The National Grid has stated that due to the record low demand for power from across the UK that some power plants and windfarms may have to be turned off to ensure that the grid does not get overloaded.
National grid has predicted that demand for electricity could drop by up to 20 per cent of pre lockdown levels. This means that if supply carries on as normal there could be an excess supply of electricity to the grid.
Households and homes in Britain are currently using more electricity than pre lockdown as more people work from home however overall demand has dropped due to the lockdown causing the closure of many offices, restaurants, schools and factories.
The head of the national grid’s control room, Roisin Quinn, has warned that the decreased demand for electricity may put the network under much higher levels of stress. She went on to say that even though the demand has dropped the jobs of system operators are still as important as they have to manage the grid as much as they would have to during peak demand time periods.

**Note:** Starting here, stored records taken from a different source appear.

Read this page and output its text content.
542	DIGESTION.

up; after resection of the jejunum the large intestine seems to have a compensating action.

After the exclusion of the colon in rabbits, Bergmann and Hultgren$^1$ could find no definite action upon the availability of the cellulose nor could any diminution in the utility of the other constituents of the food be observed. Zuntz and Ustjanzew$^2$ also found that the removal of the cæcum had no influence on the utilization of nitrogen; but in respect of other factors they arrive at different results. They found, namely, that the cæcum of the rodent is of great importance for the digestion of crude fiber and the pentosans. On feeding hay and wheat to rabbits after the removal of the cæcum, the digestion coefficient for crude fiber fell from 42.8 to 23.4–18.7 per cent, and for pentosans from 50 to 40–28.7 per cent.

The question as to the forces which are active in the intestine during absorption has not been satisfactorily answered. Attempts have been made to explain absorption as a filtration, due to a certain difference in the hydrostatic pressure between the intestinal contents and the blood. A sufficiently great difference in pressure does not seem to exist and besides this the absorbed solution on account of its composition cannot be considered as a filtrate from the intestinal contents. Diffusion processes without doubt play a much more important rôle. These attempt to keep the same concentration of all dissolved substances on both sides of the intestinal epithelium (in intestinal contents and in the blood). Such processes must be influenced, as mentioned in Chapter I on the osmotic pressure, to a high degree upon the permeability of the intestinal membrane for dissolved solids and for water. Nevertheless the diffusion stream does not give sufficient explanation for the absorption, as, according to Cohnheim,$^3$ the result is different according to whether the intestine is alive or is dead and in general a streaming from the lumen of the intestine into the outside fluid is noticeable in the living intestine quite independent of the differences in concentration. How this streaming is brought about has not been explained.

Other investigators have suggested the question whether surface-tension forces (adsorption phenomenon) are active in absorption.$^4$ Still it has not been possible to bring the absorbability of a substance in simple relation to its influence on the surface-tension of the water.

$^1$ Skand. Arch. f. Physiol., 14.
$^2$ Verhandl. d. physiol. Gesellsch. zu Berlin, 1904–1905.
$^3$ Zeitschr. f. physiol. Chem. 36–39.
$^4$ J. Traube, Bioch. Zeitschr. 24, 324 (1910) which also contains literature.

Low demand paired with increased levels of power production can lead to a raised risk of local energy grids becoming overloaded and make the energy networks not as resilient to a change of frequency. Where frequency is a measure of the intensity of the energy and fluctuations in this may lead to temporary blackouts.
The plan for the control room of the national grid is to pay the flexible wind farms, who are able to quickly reduce the power they are generating, so that they switch off at short notice. They also plan on reducing the amount of electricity that is imported from Europe through under the sea cables to make sure that the UK energy network does not become overwhelmed.
Fintan Slye, the director of National Grid, has stated that even though the ongoing situation is ‘very fluid’ the National Grid are still implementing many measures to make sure that all UK customers will still receive a reliable and secure electricity supply during the outbreak.
Many of the measures that the National Grid are looking to implement have already been tried and tested in the past, especially in remote locations in northern Scotland. Here demand can often be low whilst electricity production can be high from the strong winds which cause the wind farms to generate excess electricity. However, the measures are planned to be used more frequently and over longer periods of times than previously tested.
It is believed that in some days over summer of this year that demand may fall below the ‘baseload’ output from inflexible power plants, such as nuclear power plants. These power plants can take hours to shutdown safely therefore the National Grid may have to be forced to use emergency orders to shut down some power plants to make sure that the grid does not get overloaded.
The National Grid made its forecasts for the demand for electricity over summer shortly after demand fell to record lows of just 15.2 gigawatts over the Easter weekend which is already below the predictions of 17.6 gigawatts for summer.
Quinn has reassured the British public by stating that the national grid does not expect how the electricity system is operated to be adversely effected.